Berenson won the Jack Adams Award in his only full season as an NHL coach, guiding the Blues to 107 points in 1980-81.
Michigan athletic director Don Canham convinced Berenson to return to his alma mater in 1984. During the previous decade, the Wolverines had gone 204-335-12.
Berenson went 848-426-92 in 33 seasons and is fourth in wins in NCAA history. The Wolverines made the NCAA Tournament 23 times, including 22 straight from 1991-2012. Michigan reached the Frozen Four 11 times and won the NCAA championship in 1996 and 1998. Yost Ice Arena, Michigan’s home rink, developed one of the best atmospheres in hockey, with raucous, chanting fans.
More important, Berenson created a program that molded men from recruitment to retirement.
On a recruiting trip in 1992-93, a young Jason Botterill toured Yost. In the gym, Berenson said a good sign of strength was 10 perfect chin-ups.
“There was this awkward silence, and then he just sort of says, ‘Well, seeing as you’re not going to try it, we’ll assume you can’t do it,'” Botterill said. “I’m just looking at my dad like, ‘Is he serious?'”
The Wolverines did a 5-mile run on a golf course each season. Before his first in 1993-94, Morrison huddled with his fellow freshmen when Berenson approached.
“He just casually walked by us and glanced over,” Morrison said. “He said, ‘Geez, I sure wouldn’t want to embarrass myself today.’ We were already as nervous as could be as it is. He threw a little subtle message to give us extra motivation.”
The players would come to the rink, and Berenson would be sweating on the NordicTrack to stay in shape. They would come back for alumni games and he’d be backchecking. They come back now, and he’s still working in the athletic department as an adviser at age 79.
“You as a player, a college kid, would be like, ‘Oh my god, I can’t let Coach work harder than me,'” said Herr, who played forward at Michigan from 1994-98 and 58 NHL games from 1998-2003. “You always felt like you were letting him down if you didn’t work hard.”
Berenson helped 73 players go from Michigan to the NHL. About a third of NHL players today have spent at least some time in college in the United States.
“When you look at the NHL now, it’s not an exception when a college player makes the jump to the NHL,” Berenson said. “In fact, it’s the norm. I know when I started, it wasn’t.”
But what really matters to Berenson is that players don’t have to give up their education to pursue their dream, because most don’t make the NHL and no one plays forever.
Take Botterill. The Dallas Stars selected him No. 20 in the 1994 NHL Draft. He could have left school early but stayed four years. He played 88 NHL games and retired because of concussions, but went back to Michigan and earned his MBA, like Berenson did. He’s now general manager of the Buffalo Sabres.

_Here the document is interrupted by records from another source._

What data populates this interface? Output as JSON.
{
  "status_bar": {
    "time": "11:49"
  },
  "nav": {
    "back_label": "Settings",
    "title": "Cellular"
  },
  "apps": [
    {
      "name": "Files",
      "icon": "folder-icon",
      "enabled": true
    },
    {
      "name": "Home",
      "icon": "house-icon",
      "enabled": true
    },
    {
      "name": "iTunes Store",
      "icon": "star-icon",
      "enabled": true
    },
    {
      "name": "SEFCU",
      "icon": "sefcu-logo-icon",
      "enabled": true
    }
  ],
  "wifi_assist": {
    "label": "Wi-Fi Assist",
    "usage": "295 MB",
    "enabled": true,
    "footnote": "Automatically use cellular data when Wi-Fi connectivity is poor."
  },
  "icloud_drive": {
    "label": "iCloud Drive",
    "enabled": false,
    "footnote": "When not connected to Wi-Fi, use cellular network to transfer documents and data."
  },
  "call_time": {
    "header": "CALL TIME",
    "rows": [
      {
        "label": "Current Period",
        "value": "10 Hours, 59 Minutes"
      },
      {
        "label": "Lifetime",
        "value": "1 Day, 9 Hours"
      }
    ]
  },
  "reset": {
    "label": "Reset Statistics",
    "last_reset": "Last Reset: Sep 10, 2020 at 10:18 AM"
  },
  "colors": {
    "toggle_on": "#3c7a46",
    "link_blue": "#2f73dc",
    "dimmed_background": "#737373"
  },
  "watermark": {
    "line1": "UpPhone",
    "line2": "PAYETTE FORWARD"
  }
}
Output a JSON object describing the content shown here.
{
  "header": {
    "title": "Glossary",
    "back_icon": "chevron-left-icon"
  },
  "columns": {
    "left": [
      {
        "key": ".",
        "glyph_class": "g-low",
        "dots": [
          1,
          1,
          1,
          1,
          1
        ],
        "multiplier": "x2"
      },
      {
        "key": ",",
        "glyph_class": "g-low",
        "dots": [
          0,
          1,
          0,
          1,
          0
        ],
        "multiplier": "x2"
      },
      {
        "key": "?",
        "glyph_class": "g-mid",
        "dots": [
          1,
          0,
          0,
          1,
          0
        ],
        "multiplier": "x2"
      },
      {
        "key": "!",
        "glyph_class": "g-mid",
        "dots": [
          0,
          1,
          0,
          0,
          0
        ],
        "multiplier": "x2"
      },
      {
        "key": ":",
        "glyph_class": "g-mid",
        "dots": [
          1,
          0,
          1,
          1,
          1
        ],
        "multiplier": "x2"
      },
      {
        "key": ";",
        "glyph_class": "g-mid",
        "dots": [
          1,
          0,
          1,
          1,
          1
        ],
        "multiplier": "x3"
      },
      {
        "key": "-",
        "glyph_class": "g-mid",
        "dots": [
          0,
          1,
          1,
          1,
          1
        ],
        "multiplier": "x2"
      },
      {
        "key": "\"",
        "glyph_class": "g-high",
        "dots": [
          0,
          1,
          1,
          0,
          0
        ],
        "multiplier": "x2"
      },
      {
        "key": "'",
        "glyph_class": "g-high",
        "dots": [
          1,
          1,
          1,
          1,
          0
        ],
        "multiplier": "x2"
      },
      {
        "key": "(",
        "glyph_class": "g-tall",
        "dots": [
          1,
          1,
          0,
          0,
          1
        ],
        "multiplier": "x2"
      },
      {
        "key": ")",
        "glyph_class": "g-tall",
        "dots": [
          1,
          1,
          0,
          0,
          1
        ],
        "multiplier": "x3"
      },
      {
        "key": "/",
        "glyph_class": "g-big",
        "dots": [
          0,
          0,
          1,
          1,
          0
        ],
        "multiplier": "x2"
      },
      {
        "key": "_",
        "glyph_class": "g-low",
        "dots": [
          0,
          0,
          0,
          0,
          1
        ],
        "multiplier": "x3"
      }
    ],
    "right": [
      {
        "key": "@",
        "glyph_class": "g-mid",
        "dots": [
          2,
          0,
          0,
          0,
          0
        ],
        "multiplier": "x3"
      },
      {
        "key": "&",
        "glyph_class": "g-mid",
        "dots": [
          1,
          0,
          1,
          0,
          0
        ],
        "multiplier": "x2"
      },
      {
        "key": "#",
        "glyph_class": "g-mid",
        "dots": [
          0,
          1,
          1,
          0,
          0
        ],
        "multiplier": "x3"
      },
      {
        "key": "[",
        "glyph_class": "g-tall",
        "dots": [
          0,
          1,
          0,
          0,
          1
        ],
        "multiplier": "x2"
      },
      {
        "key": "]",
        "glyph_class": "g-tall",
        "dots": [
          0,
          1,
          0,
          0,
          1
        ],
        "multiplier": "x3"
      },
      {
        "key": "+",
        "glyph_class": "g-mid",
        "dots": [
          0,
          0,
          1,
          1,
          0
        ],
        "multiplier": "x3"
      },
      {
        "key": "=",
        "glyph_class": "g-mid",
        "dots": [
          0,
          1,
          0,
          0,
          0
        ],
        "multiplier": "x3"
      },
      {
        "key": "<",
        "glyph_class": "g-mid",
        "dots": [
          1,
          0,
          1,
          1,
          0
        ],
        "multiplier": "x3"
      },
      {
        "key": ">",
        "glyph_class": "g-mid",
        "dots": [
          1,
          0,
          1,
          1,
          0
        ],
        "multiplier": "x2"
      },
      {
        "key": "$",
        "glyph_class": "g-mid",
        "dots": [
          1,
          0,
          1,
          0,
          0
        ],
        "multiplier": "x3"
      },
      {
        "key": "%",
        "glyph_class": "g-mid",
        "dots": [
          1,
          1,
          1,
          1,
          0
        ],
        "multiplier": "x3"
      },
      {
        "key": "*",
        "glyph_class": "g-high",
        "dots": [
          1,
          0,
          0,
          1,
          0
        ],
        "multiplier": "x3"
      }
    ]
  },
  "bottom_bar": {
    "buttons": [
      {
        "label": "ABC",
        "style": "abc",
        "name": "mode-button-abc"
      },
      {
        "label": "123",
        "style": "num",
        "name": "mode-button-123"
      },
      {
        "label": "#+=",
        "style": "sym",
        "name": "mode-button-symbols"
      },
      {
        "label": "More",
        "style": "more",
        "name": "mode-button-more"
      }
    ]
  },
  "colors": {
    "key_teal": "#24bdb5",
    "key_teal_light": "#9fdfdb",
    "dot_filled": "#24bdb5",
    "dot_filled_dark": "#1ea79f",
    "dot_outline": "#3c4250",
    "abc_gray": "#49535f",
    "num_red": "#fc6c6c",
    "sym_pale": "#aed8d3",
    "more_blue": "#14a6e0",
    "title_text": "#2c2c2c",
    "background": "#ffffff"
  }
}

Berenson constantly pressed his players about post-hockey plans. They’ll tell you he is most proud of those who went on to careers in medicine, law, finance and business.
More than anything, he wanted to make sure his players were ready for life.
“He walked the walk,” said Blake Sloan, who played four seasons (1993-97) as a defenseman at Michigan and had a 16-season pro career as a forward, including 290 NHL games and a Stanley Cup championship with Dallas in 1999. “He was demanding, but there was a great, great, great deal of respect that he earned because of that.
“And guys listened. Guys really wanted to go out and do the things that he asked, because they wanted to please him. They wanted to do what was right.”